By leveraging AI and automation, agencies can shift from reactive service delivery to predictive and personalized engagement, Pledger said. “Intelligent data allows us to see issues before they escalate and design services that meet users where they are, when they need help.”
It’s not that agencies in the government or organizations anywhere set out to create broken, slow or ineffective workflows. Technology now is giving organizations the ability to tap into sentiment as the through line, to make workflows effective based on the desired outcome and to be responsive on the fly, Pledger said.
“If we just take a breath and figure out the problems that we’re actually trying to solve and what those journeys are, I think we’d all be better suited,” he said.

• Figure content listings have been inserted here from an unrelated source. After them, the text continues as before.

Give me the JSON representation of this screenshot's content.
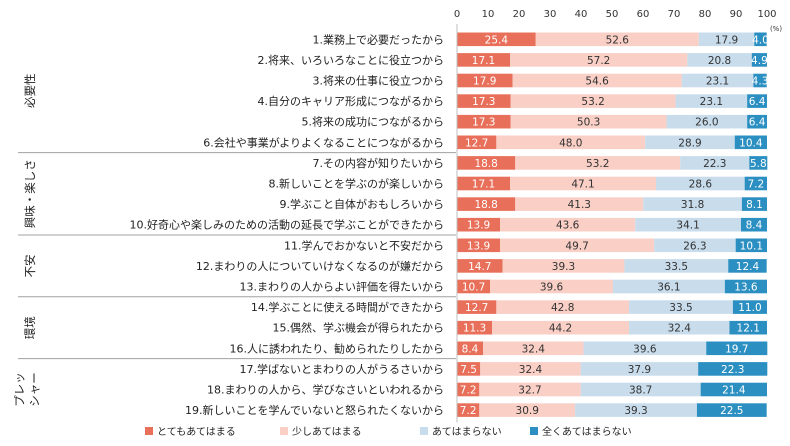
{
  "chart_data": {
    "type": "bar",
    "orientation": "horizontal",
    "stacked": true,
    "xlim": [
      0,
      100
    ],
    "xticks": [
      "0",
      "10",
      "20",
      "30",
      "40",
      "50",
      "60",
      "70",
      "80",
      "90",
      "100"
    ],
    "unit_label": "(%)",
    "categories": [
      "1.業務上で必要だったから",
      "2.将来、いろいろなことに役立つから",
      "3.将来の仕事に役立つから",
      "4.自分のキャリア形成につながるから",
      "5.将来の成功につながるから",
      "6.会社や事業がよりよくなることにつながるから",
      "7.その内容が知りたいから",
      "8.新しいことを学ぶのが楽しいから",
      "9.学ぶこと自体がおもしろいから",
      "10.好奇心や楽しみのための活動の延長で学ぶことができたから",
      "11.学んでおかないと不安だから",
      "12.まわりの人についていけなくなるのが嫌だから",
      "13.まわりの人からよい評価を得たいから",
      "14.学ぶことに使える時間ができたから",
      "15.偶然、学ぶ機会が得られたから",
      "16.人に誘われたり、勧められたりしたから",
      "17.学ばないとまわりの人がうるさいから",
      "18.まわりの人から、学びなさいといわれるから",
      "19.新しいことを学んでいないと怒られたくないから"
    ],
    "groups": [
      {
        "label": "必要性",
        "rows": 6
      },
      {
        "label": "興味・楽しさ",
        "rows": 4
      },
      {
        "label": "不安",
        "rows": 3
      },
      {
        "label": "環境",
        "rows": 3
      },
      {
        "label": "プレッシャー",
        "rows": 3
      }
    ],
    "series": [
      {
        "name": "とてもあてはまる",
        "color": "#e8705a",
        "label_color": "#ffffff",
        "values": [
          25.4,
          17.1,
          17.9,
          17.3,
          17.3,
          12.7,
          18.8,
          17.1,
          18.8,
          13.9,
          13.9,
          14.7,
          10.7,
          12.7,
          11.3,
          8.4,
          7.5,
          7.2,
          7.2
        ]
      },
      {
        "name": "少しあてはまる",
        "color": "#f9cfc6",
        "label_color": "#333333",
        "values": [
          52.6,
          57.2,
          54.6,
          53.2,
          50.3,
          48.0,
          53.2,
          47.1,
          41.3,
          43.6,
          49.7,
          39.3,
          39.6,
          42.8,
          44.2,
          32.4,
          32.4,
          32.7,
          30.9
        ]
      },
      {
        "name": "あてはまらない",
        "color": "#c8dcec",
        "label_color": "#333333",
        "values": [
          17.9,
          20.8,
          23.1,
          23.1,
          26.0,
          28.9,
          22.3,
          28.6,
          31.8,
          34.1,
          26.3,
          33.5,
          36.1,
          33.5,
          32.4,
          39.6,
          37.9,
          38.7,
          39.3
        ]
      },
      {
        "name": "全くあてはまらない",
        "color": "#2b8fc2",
        "label_color": "#ffffff",
        "values": [
          4.0,
          4.9,
          4.3,
          6.4,
          6.4,
          10.4,
          5.8,
          7.2,
          8.1,
          8.4,
          10.1,
          12.4,
          13.6,
          11.0,
          12.1,
          19.7,
          22.3,
          21.4,
          22.5
        ]
      }
    ]
  }
}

By not over-focusing on technology, organizations also become more agile. Technology will continue to change, and sentiment lets the organization know how to make the best use of technology capabilities as they emerge and evolve, Pledger pointed out.

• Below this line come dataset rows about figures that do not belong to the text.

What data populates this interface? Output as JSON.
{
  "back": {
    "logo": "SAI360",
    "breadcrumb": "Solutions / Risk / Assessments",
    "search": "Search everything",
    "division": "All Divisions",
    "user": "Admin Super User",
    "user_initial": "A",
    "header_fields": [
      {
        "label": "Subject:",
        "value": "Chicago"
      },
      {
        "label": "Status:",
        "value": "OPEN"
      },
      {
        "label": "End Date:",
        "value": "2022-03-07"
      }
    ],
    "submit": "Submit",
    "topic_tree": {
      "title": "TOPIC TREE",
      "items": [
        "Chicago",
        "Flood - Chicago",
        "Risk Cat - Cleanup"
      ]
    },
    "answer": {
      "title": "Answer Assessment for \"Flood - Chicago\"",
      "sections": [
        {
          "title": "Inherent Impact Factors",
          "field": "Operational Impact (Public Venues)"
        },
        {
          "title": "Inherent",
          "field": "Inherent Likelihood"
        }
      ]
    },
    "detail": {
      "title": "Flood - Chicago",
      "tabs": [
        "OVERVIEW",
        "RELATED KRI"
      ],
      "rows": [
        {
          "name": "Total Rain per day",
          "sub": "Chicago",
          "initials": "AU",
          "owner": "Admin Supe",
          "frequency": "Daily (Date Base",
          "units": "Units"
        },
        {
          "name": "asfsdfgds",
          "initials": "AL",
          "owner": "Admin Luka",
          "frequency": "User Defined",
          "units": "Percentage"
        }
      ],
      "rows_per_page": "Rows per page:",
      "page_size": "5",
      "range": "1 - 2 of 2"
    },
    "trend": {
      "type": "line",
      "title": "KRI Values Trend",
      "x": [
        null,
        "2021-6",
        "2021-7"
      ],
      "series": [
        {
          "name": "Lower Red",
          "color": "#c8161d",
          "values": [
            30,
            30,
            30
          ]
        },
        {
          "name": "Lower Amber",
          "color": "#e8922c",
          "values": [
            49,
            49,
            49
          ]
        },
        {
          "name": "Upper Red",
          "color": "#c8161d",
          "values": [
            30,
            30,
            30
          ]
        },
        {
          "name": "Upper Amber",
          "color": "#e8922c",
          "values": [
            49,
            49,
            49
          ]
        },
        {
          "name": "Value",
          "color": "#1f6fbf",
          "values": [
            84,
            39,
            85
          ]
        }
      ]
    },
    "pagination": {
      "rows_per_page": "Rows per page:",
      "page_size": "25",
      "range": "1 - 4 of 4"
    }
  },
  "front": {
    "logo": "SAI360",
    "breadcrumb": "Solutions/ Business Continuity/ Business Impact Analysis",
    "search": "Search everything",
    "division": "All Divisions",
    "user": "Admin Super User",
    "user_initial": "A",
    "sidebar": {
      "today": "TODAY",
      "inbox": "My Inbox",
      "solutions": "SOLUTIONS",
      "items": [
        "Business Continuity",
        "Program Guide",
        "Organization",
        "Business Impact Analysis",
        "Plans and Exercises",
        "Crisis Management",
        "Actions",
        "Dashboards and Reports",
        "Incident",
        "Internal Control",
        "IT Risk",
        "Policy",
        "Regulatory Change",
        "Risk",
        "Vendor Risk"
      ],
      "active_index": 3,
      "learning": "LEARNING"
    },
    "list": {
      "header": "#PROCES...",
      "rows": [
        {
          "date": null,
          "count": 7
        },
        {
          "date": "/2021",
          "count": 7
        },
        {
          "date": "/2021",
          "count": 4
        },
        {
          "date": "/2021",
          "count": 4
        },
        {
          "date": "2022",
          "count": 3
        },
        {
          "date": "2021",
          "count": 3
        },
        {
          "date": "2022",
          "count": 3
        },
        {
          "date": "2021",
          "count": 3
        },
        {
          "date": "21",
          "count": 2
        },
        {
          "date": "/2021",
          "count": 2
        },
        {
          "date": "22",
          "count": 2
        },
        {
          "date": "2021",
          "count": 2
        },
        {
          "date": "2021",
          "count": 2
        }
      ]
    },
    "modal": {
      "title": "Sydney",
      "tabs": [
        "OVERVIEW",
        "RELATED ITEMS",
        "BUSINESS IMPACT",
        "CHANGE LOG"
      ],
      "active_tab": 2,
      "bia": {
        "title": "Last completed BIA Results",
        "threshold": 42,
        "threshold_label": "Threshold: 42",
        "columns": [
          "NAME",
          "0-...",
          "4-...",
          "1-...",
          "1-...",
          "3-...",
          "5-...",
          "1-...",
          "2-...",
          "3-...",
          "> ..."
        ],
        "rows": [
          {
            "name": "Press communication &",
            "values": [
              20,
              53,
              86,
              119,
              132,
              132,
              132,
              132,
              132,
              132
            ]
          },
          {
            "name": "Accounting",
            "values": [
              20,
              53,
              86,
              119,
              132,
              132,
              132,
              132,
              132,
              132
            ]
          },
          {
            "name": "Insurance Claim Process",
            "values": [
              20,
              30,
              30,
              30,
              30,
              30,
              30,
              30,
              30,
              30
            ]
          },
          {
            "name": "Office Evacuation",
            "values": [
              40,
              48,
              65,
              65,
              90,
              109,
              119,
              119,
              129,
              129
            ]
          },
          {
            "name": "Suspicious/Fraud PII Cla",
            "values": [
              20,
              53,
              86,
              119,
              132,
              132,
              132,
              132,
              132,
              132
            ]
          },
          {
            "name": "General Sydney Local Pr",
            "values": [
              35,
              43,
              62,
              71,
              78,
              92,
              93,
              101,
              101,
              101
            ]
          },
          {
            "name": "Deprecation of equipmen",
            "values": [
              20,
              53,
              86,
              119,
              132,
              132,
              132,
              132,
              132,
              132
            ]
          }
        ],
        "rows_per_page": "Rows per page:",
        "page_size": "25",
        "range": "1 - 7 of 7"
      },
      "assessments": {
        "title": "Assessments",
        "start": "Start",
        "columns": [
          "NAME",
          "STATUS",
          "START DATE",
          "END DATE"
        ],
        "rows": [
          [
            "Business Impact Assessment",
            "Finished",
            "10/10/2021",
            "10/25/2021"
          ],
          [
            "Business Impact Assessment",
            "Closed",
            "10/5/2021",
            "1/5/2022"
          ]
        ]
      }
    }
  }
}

“If a person is having a terrible experience, or it’s a lot of friction to get something done, that is the legacy way of looking at CX. CX now is very much different,” he said. “It’s a spectrum. It’s efficiency first, but then you move into effectiveness. And then, how do you translate from effectiveness to insight and action?”
Manage knowledge, not just data
Tapping into sentiment and the experience of people was not possible in the way or at the scale that it is now. That’s where data and technology come into play, Pledger said.

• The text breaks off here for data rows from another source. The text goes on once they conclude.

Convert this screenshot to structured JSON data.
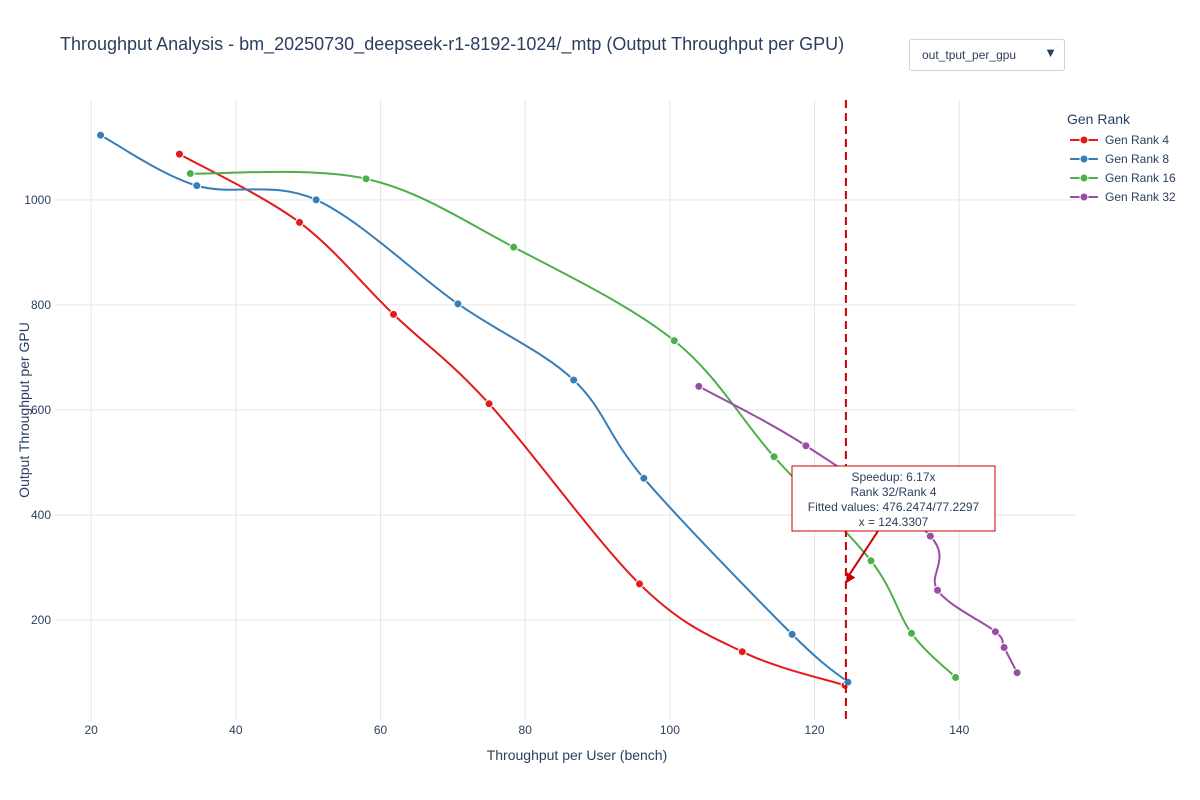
{
  "dropdown": {
    "selected": "out_tput_per_gpu"
  },
  "colors": {
    "gen_rank_4": "#e41a1c",
    "gen_rank_8": "#377eb8",
    "gen_rank_16": "#4daf4a",
    "gen_rank_32": "#984ea3",
    "annotation": "#cc0000",
    "grid": "#e5e5e5",
    "text": "#2a3f5f"
  },
  "chart_data": {
    "type": "line",
    "title": "Throughput Analysis - bm_20250730_deepseek-r1-8192-1024/_mtp (Output Throughput per GPU)",
    "xlabel": "Throughput per User (bench)",
    "ylabel": "Output Throughput per GPU",
    "xlim": [
      15,
      156
    ],
    "ylim": [
      10,
      1190
    ],
    "xticks": [
      20,
      40,
      60,
      80,
      100,
      120,
      140
    ],
    "yticks": [
      200,
      400,
      600,
      800,
      1000
    ],
    "grid": true,
    "legend_title": "Gen Rank",
    "legend_position": "top-right",
    "series": [
      {
        "name": "Gen Rank 4",
        "x": [
          32.2,
          48.8,
          61.8,
          75.0,
          95.8,
          110.0,
          124.2
        ],
        "y": [
          1087,
          957,
          782,
          612,
          269,
          140,
          76
        ]
      },
      {
        "name": "Gen Rank 8",
        "x": [
          21.3,
          34.6,
          51.1,
          70.7,
          86.7,
          96.4,
          116.9,
          124.6
        ],
        "y": [
          1123,
          1027,
          1000,
          802,
          657,
          470,
          173,
          82
        ]
      },
      {
        "name": "Gen Rank 16",
        "x": [
          33.7,
          58.0,
          78.4,
          100.6,
          114.4,
          127.8,
          133.4,
          139.5
        ],
        "y": [
          1050,
          1040,
          910,
          732,
          511,
          313,
          175,
          91
        ]
      },
      {
        "name": "Gen Rank 32",
        "x": [
          104.0,
          118.8,
          136.0,
          137.0,
          145.0,
          146.2,
          148.0
        ],
        "y": [
          645,
          532,
          360,
          257,
          178,
          148,
          100
        ]
      }
    ],
    "vline": {
      "x": 124.3307,
      "style": "dashed"
    },
    "annotation": {
      "lines": [
        "Speedup: 6.17x",
        "Rank 32/Rank 4",
        "Fitted values: 476.2474/77.2297",
        "x = 124.3307"
      ],
      "arrow_to": {
        "x": 124.3307,
        "y": 270
      }
    }
  }
}
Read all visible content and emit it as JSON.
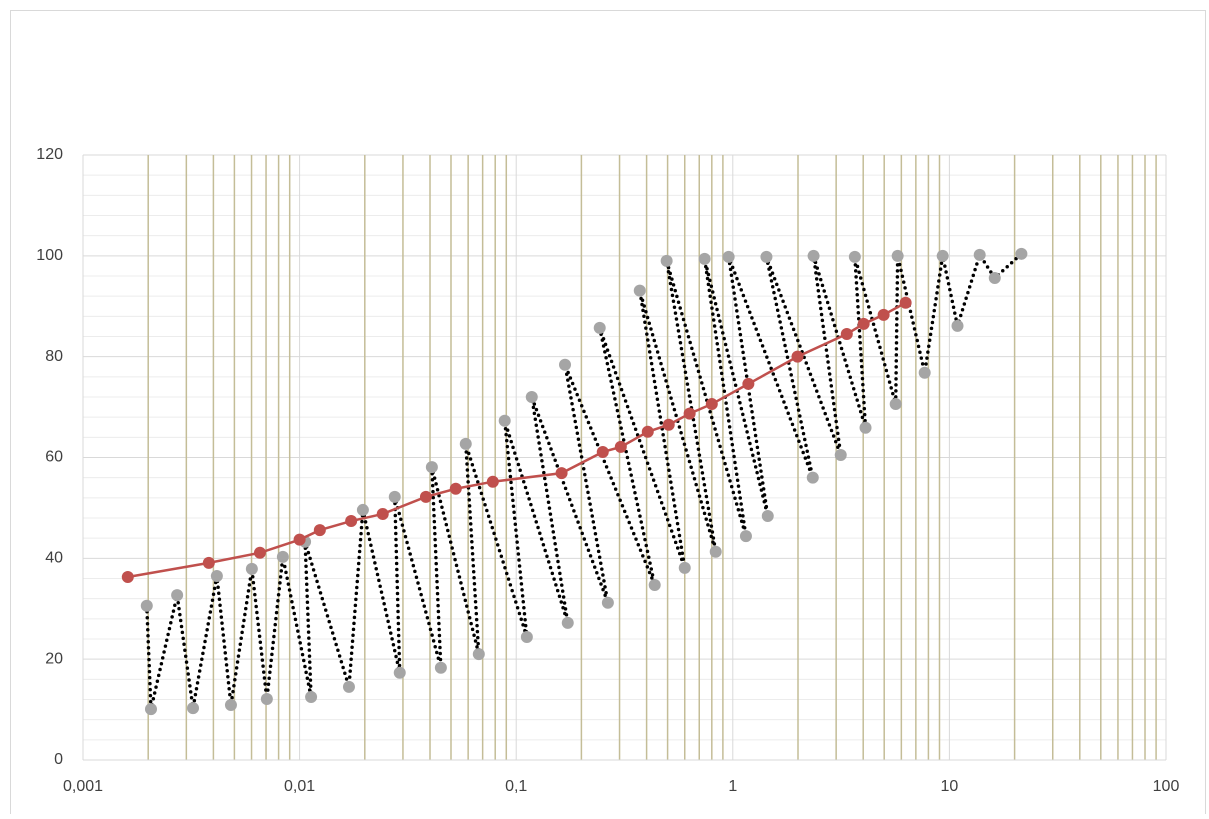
{
  "chart_data": {
    "type": "scatter-line",
    "xscale": "log",
    "grid": true,
    "minor_grid": true,
    "grid_color": "#c4bd97",
    "hgrid_color": "#d9d9d9",
    "xlim": [
      0.001,
      100
    ],
    "xticks": [
      {
        "value": 0.001,
        "label": "0,001"
      },
      {
        "value": 0.01,
        "label": "0,01"
      },
      {
        "value": 0.1,
        "label": "0,1"
      },
      1,
      10,
      100
    ],
    "ylim": [
      0,
      120
    ],
    "yticks": [
      0,
      20,
      40,
      60,
      80,
      100,
      120
    ],
    "series": [
      {
        "color": "#000000",
        "marker_color": "#a5a5a5",
        "line_style": "dotted",
        "x": [
          0.00197,
          0.00206,
          0.00272,
          0.00322,
          0.00415,
          0.00482,
          0.00602,
          0.00706,
          0.00837,
          0.0113,
          0.0106,
          0.0169,
          0.0196,
          0.029,
          0.0275,
          0.0449,
          0.0408,
          0.0672,
          0.0585,
          0.112,
          0.0885,
          0.173,
          0.118,
          0.265,
          0.168,
          0.436,
          0.243,
          0.6,
          0.372,
          0.834,
          0.495,
          1.15,
          0.741,
          1.45,
          0.957,
          2.34,
          1.43,
          3.15,
          2.36,
          4.1,
          3.66,
          5.65,
          5.77,
          7.69,
          9.31,
          10.9,
          13.8,
          16.2,
          21.5
        ],
        "values": [
          30.6,
          10.1,
          32.7,
          10.3,
          36.5,
          10.9,
          37.9,
          12.1,
          40.3,
          12.5,
          43.3,
          14.5,
          49.6,
          17.3,
          52.2,
          18.3,
          58.1,
          21.0,
          62.7,
          24.4,
          67.3,
          27.2,
          72.0,
          31.2,
          78.4,
          34.7,
          85.7,
          38.1,
          93.1,
          41.3,
          99.0,
          44.4,
          99.4,
          48.4,
          99.8,
          56.0,
          99.8,
          60.5,
          100.0,
          65.9,
          99.8,
          70.6,
          100.0,
          76.8,
          100.0,
          86.1,
          100.2,
          95.6,
          100.4
        ]
      },
      {
        "color": "#c0504d",
        "marker_color": "#c0504d",
        "line_style": "solid",
        "x": [
          0.00161,
          0.00381,
          0.00656,
          0.01,
          0.0124,
          0.0173,
          0.0242,
          0.0383,
          0.0526,
          0.078,
          0.162,
          0.251,
          0.304,
          0.405,
          0.506,
          0.632,
          0.8,
          1.18,
          1.99,
          3.36,
          4.02,
          4.97,
          6.28
        ],
        "values": [
          36.3,
          39.1,
          41.1,
          43.7,
          45.6,
          47.4,
          48.8,
          52.2,
          53.8,
          55.2,
          56.9,
          61.1,
          62.1,
          65.1,
          66.5,
          68.7,
          70.6,
          74.6,
          80.0,
          84.5,
          86.5,
          88.3,
          90.7
        ]
      }
    ]
  }
}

But he also shared a critical caveat: “The issue that agencies, both public sector and private, have been trying to solve is a knowledge management problem. It’s more knowledge than it is data.”
With that perspective on the CX journey, the people and sentiment then come back into focus.
“How do you use technology to sit on top of your data layer, understanding that there’s going to be so many different places where your data lives, to make sure that you can democratize the data behind that?” Pledger said. “To give an example, at Maximus, we use an AI-powered knowledge management framework that sits on top of a lot of our data sources across the company. If I need to ask a question in a conversational way with AI — ‘I want to know three things about X? ’— it goes across all of our different data sources that we’ve put into an index and then provides me with an answer.”
Remember, AI isn’t the solution, it’s the accelerator
AI will do three things for agencies, Pledger said. “It’s going to change the way we work. It already is doing that. It’s also going to change the way you deliver service at scale, especially citizen services, and it’s going to change the pace at which we’re able to innovate.”
Because AI and automated technologies themselves are evolving quickly and they give organizations the ability to iterate quickly, Pledger reiterated the importance of keeping the focus on outcome and people. Planning is how to do that.
“Planning for the deployment of AI is a lot more important than the actual deployment and care and feeding and operationalization of it,” he said. “Because if you’re not deliberate, if you don’t have forethought around what you’re trying to solve, just getting a software as a service tool or a new tool from Silicon Valley is not going to solve your problem. We have to be judicious about how we’re going to deploy the capability.”
But planned AI implementation will help solve people challenges and keep pace with sentiment. Pledger recommends pairing the latest AI capabilities with knowledge management. In that way, agencies can keep monitoring and learning from sentiment and then iterate services and enterprise technology accordingly.
By way of example, he pointed to agencies like the Veterans Affairs Department and the Social Security Administration. AI will reduce the time it takes to make sure a person can get to a particular outcome, Pledger said.
“There are millions and millions of people that are waiting for a particular outcome, and there’s not enough people to be able to address that, so we have to use AI as an enabler — AI as a superpower.”